Reward uncertainty

In my last post, I argued that interaction between the human and the AI system was necessary in order for the AI system to “stay on track” as we encounter new and unforeseen changes to the environment. The most obvious implementation of this would be to have an AI system that keeps an estimate of the reward function. It acts to maximize its current estimate of the reward function, while simultaneously updating the reward through human feedback. However, this approach has significant problems.

Looking at the description of this approach, one thing that stands out is that the actions are chosen according to a reward that we know is going to change. (This is what leads to the incentive to disable the narrow value learning system.) This seems clearly wrong: surely our plans should account for the fact that our rewards will change, without treating such a change as adversarial? This suggests that we need to have our action selection mechanism take the future rewards into account as well.

While we don’t know what the future reward will be, we can certainly have a probability distribution over it. So what if we had uncertainty over reward functions, and took that uncertainty into account while choosing actions?

Setup

We’ve drilled down on the problem sufficiently far that we can create a formal model and see what happens. So, let’s consider the following setup:

  • The human, Alice, knows the “true” reward function that she would like to have optimized.

  • The AI system maintains a probability distribution over reward functions, and acts to maximize the expected sum of rewards under this distribution.

  • Alice and the AI system take turns acting. Alice knows that the AI learns from her actions, and chooses actions accordingly.

  • Alice’s action space is such that she cannot take the action “tell the AI system the true reward function” (otherwise the problem would become trivial).

  • Given these assumptions, Alice and the AI system act optimally.

This is the setup of Cooperative Inverse Reinforcement Learning (CIRL). The optimal solution to this problem typically involves Alice “teaching” the AI system by taking actions that communicate what she does and does not like, while the AI system “asks” about parts of the reward by taking actions that would force Alice to behave in different ways for different rewards.

Does this solve our problems?

Two of the problems we identified in the last post are simply assumed away:

  • Alice does not know the “true” reward function, but we assumed that she does.

  • Alice may be unable to optimally give feedback to the AI system, but we assume that she is optimal here.

So this particular kind of reward uncertainty does not fix either of these problems. What about convergent instrumental subgoals?

Utility preservation. One major worry we had with the original setup was that the AI system would disable its narrow value learning system, as a manifestation of the instrumental goal of protecting its utility function.
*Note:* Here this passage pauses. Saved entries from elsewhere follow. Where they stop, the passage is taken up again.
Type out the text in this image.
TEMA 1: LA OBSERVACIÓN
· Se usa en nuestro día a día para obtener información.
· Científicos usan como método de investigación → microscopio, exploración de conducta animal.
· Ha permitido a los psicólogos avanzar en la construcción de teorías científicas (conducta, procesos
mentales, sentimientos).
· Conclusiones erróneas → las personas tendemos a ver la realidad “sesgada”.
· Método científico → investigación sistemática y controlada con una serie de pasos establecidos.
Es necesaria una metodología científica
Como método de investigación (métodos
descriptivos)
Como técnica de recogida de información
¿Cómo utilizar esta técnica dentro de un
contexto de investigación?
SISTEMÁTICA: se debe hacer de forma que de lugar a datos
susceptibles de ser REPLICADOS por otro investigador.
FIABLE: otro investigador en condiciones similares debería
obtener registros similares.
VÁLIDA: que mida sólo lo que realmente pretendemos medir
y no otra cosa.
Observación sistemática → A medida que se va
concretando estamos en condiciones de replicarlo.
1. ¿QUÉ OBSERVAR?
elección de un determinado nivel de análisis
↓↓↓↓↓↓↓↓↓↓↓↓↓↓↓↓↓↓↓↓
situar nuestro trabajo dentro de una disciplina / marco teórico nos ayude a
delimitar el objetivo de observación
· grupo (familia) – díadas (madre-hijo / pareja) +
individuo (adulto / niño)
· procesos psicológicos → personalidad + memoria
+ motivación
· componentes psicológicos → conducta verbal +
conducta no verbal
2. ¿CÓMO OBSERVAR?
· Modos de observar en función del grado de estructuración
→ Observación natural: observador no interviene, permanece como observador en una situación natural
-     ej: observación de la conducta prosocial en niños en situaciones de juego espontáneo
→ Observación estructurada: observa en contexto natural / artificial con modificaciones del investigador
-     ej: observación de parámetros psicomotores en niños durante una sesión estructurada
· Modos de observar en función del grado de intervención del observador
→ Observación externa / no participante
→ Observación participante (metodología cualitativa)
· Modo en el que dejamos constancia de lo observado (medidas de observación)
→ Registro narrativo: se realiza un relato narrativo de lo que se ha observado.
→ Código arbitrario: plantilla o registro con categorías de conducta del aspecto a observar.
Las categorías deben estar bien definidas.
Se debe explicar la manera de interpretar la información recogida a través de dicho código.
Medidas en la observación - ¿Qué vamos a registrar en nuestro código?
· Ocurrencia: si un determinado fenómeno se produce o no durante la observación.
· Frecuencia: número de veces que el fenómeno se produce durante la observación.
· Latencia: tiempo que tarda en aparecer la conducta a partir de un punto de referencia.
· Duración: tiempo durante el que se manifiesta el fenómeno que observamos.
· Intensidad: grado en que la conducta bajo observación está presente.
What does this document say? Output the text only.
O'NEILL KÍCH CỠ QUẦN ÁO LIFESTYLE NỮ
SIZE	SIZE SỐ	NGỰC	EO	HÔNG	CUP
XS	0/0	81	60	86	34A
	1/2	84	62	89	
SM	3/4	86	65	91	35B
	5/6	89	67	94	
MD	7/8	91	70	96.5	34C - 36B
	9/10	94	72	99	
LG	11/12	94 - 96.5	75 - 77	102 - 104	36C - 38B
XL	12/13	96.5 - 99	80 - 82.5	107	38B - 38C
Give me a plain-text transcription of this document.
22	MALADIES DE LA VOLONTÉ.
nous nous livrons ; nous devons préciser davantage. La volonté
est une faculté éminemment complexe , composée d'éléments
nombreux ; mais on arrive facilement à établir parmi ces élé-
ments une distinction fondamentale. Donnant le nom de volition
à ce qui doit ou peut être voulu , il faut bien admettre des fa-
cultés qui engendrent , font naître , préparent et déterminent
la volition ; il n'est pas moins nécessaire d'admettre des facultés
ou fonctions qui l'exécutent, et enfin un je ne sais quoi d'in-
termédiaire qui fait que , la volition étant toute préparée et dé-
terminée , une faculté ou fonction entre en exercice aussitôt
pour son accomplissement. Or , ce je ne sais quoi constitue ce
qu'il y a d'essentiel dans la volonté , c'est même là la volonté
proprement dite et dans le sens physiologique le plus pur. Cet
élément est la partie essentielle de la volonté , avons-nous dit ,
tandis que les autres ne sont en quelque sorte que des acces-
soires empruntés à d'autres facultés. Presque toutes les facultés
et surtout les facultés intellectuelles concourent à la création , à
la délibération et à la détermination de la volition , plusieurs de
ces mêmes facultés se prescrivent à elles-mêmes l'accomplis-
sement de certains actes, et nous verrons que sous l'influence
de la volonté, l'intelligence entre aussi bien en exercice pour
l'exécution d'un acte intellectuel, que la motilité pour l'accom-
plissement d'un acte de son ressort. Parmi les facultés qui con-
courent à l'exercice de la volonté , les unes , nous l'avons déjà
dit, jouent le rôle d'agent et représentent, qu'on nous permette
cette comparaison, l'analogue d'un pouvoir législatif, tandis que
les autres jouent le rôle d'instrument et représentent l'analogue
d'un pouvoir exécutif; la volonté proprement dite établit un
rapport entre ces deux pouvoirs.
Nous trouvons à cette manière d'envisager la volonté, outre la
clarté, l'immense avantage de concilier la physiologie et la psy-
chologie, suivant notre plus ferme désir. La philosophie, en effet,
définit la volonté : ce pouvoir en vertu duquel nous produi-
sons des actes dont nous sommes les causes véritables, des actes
This is reversed in our setup: the AI system has a positive incentive to continue doing narrow value learning, since it helps it hone in on the true reward function, which in turn allows it to optimize the reward better. (We might worry that this prevents us from fixing any problems in the narrow value learning system, but that is a robustness problem: in the world where everything is working correctly, this is the correct incentive.)

Survival incentive, aka shutdown incorrigibility. Another worry is that the AI system has a survival incentive that causes it to prevent us from shutting it down. With reward uncertainty, the fact that we are trying to shut the AI system down is itself strong evidence about the reward function. The AI system should reason that its operation leads to worse outcomes, and so allow itself to be turned off.
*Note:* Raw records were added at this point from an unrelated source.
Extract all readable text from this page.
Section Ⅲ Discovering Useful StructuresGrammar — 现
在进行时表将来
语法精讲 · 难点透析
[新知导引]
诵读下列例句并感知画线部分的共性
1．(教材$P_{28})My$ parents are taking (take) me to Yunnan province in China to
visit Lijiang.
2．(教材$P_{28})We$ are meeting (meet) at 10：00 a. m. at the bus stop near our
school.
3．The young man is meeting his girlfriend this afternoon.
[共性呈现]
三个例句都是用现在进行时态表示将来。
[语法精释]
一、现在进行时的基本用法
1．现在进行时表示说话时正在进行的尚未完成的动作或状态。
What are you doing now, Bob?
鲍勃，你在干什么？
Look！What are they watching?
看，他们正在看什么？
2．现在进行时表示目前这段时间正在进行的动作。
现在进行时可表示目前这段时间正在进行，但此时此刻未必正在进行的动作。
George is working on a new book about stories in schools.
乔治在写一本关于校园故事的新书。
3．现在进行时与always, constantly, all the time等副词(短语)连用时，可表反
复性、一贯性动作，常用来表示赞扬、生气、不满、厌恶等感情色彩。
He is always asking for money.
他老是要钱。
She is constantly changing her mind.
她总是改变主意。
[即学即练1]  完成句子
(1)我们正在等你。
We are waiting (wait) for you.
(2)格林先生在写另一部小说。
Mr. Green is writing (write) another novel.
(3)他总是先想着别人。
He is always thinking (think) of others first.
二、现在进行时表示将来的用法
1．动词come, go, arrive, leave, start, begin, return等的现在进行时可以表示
The Off-Switch Game formalizes this reasoning in a simple setting. The AI system can either directly take action a (perhaps by disabling an off switch), can shut down, or can allow Alice to choose between these options. If the AI system allows Alice to choose, Alice then decides whether or not to shut down the AI system. Assuming that Alice is optimal, the AI system reasons that when Alice chooses to shut it down, the true reward function must have been one which makes the action a bad, and so it does better by deferring to Alice. However, when Alice is modeled as noisily rational instead of optimal, the AI system might reason that Alice might make a mistake when deciding to shut the AI system down, and so it might take action a directly without deferring to her. So, the AI system becomes shutdown corrigible, as long as it assumes that Alice is sufficiently rational.

Should robots be obedient? makes a similar point, arguing that an AI system that learns preferences and then acts to maximize their satisfaction can perform better than an AI system that simply obeys instructions, because humans are not perfectly rational. This creates a tradeoff between performance and obedience (which shutdown corrigibility is an instance of).

Of course, these simple models exclude many actions that a realistic AI system could take. In particular, it seems likely that an AI system would prefer to disable the shutdown button, gather information about the reward until it has fully updated, and optimize the resulting set of rewards. If the space of reward functions is misspecified, as it likely will be, this will lead to bad behavior. (This is the point made by Incorrigibility in the CIRL Framework.)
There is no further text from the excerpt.